Terkait dengan tuntutan pada kasus korupsi yang mengikuti tuntutan terdakwa teroris, Mudzakir menyatakan, jangan terlalu terburu-buru menerapkan hal itu. Korupsi menurutnya adalah kejahatan halus (soft crime), sedang terorisme adalah kejahatan keras (hard crime).

"Hukuman nantinya mungkin bisa sama, tapi perlakuan tidak harus keras. Sifat korupsi ini kan menilep uang orang atau negara, sedangkan terorisme itu sifatnya fisik menyakiti masyarakat. Karena itu kurang tepat jika tuntutan dan hukuman disamakan dengan terorisme," terang Mudzakir.

Dia juga berharap akan ada kejelasan korupsi mana saja yang termasuk dalam extraordinary crime atau kejahatan luar biasa. Akan sangat tidak adil jika orang yang menyuap Rp 10-15 ribu dikatakan telah melakukan kejahatan luar biasa, sedangkan orang yang terindikasi merugikan keuangan negara miliaran hingga triliunan rupiah dibiarkan bebas berkeliaran.

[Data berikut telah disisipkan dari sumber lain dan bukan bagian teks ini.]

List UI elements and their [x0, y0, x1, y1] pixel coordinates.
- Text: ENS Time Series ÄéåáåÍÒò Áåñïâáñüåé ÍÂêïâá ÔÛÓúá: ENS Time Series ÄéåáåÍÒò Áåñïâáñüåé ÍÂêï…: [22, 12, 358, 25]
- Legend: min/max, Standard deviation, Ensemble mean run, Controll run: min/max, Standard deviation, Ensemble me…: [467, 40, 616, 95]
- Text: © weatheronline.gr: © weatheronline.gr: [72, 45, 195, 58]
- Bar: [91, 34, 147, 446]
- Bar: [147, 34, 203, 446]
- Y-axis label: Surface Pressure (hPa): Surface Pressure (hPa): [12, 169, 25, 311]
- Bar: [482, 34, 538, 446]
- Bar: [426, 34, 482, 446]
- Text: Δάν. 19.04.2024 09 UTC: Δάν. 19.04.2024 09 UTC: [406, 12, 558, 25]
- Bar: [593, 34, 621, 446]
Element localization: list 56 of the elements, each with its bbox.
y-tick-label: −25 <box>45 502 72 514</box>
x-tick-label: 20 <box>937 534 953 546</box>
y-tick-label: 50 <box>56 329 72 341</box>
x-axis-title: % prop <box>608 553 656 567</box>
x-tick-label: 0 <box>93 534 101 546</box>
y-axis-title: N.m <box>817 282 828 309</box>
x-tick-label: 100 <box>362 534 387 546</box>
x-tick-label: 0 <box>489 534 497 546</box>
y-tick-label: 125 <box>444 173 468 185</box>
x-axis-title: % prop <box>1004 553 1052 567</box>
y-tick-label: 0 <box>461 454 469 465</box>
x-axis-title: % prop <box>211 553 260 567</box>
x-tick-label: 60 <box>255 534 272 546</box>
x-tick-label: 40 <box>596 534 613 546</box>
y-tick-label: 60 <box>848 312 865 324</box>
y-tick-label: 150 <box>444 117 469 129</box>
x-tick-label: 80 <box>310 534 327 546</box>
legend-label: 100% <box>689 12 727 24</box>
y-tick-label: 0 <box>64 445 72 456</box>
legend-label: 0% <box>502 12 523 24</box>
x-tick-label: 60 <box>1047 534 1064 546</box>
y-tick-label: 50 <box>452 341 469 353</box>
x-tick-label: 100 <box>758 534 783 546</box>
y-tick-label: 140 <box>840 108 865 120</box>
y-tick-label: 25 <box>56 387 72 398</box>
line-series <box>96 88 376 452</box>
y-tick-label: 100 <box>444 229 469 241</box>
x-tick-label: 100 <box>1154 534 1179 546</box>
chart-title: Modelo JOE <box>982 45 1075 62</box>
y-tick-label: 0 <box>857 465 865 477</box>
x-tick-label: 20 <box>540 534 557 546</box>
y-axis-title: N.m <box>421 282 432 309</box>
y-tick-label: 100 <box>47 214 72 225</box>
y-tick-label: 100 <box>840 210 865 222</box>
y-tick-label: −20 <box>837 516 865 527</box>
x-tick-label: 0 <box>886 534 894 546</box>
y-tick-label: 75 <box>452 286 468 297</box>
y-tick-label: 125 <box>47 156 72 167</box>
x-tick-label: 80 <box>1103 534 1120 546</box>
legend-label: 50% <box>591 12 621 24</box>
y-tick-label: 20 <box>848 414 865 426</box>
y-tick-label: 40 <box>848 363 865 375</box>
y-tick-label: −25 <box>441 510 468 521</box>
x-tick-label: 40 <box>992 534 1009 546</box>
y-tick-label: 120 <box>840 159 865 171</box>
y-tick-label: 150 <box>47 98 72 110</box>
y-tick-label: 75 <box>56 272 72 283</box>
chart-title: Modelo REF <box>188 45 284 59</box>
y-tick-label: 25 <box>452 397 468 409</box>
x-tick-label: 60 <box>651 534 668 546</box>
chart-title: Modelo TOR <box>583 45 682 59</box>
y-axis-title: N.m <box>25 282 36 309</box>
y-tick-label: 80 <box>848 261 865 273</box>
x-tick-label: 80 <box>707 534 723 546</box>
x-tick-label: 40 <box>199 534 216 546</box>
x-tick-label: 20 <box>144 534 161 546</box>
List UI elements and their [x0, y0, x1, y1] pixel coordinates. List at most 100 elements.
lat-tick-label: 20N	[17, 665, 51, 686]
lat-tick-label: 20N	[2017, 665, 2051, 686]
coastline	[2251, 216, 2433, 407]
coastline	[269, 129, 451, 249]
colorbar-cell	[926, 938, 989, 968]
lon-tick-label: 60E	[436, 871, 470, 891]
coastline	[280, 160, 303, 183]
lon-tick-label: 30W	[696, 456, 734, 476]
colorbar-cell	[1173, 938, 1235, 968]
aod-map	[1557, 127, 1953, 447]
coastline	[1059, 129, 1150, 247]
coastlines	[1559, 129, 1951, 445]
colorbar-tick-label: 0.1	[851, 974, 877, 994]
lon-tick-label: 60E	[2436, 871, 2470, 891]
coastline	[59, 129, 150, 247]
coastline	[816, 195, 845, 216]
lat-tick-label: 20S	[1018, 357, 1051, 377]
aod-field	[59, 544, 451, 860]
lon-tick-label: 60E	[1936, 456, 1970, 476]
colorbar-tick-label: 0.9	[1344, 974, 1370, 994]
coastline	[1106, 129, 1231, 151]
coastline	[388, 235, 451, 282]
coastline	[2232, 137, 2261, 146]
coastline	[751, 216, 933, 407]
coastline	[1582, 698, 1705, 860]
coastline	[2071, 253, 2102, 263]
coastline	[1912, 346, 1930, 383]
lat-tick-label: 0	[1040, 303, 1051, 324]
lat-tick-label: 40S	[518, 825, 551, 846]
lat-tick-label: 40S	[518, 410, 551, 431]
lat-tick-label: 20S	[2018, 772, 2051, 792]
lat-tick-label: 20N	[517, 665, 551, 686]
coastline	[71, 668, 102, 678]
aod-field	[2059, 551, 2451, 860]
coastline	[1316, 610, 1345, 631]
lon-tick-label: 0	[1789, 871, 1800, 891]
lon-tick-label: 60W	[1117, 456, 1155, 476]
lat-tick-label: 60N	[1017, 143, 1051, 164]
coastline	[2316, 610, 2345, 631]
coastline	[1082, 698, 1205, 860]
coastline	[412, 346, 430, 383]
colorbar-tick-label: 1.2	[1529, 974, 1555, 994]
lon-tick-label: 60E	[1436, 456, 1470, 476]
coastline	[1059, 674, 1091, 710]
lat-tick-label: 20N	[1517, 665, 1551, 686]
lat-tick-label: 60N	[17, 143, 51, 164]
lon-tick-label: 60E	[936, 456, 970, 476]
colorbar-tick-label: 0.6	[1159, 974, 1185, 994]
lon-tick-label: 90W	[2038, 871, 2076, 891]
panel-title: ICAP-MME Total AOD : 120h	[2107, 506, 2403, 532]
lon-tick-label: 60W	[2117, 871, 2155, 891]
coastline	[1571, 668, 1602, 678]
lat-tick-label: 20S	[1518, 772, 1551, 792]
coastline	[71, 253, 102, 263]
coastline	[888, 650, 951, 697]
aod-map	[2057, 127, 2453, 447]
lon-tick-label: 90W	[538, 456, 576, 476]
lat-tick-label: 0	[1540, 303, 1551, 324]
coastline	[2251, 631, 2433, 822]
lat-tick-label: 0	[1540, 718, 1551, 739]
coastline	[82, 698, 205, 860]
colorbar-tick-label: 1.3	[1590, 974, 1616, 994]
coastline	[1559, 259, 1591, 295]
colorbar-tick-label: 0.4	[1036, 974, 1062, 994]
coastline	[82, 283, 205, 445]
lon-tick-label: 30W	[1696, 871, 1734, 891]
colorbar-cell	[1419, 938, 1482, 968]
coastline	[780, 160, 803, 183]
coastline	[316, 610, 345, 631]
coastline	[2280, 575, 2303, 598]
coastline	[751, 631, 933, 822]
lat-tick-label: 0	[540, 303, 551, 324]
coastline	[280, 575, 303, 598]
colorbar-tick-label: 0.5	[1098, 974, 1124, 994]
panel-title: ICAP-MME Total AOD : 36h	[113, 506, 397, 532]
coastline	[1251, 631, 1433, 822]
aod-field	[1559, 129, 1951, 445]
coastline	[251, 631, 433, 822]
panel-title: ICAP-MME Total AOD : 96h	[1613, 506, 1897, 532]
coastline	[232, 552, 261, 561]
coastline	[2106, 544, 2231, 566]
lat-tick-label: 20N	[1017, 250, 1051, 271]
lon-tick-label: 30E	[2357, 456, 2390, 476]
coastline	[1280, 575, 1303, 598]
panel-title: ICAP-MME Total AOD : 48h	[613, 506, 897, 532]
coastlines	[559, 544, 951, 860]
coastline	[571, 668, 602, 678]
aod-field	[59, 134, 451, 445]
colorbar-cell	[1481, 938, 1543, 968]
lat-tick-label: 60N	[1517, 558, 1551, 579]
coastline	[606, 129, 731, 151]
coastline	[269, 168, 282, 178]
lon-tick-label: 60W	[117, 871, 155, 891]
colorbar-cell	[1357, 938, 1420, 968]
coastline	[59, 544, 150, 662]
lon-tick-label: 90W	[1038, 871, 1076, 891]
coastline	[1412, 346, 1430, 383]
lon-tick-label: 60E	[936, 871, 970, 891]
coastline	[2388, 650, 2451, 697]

"Harus dibedakan hal-hal yang bisa ditindak menggunakan pidana biasa dan pakai hukum luar biasa. Perlu diluruskan kalau yang extraordinary itu merugikan keuangan negara dengan jumlah tertentu, kerugiannya besar dan signifikan," tutup Mudzakir.

Dalam Konferensi Pemberantasan Praktik Penyuapan Pejabat Asing dalam Transaksi Bisnis Internasional di Hotel Grand Hyatt, Nusa Dua, Bali, Selasa (10/11/2011), Wakil Ketua KPK M Jasin, mengatakan sejumlah negara sepakat untuk memperlakukan koruptor bak teroris. Layaknya memperlakukan teroris, nama-nama yang pernah tercatat sebagai koruptor harus ditolak masuk negara lain.

Menurut Jasin, kemungkinan aturan penolakan itu bisa dimasukkan dalam revisi UU Kemigrasian. Pihaknya mengaku sudah berkoordinasi dengan Kementerian Hukum dan HAM ini mewujudkan hal ini.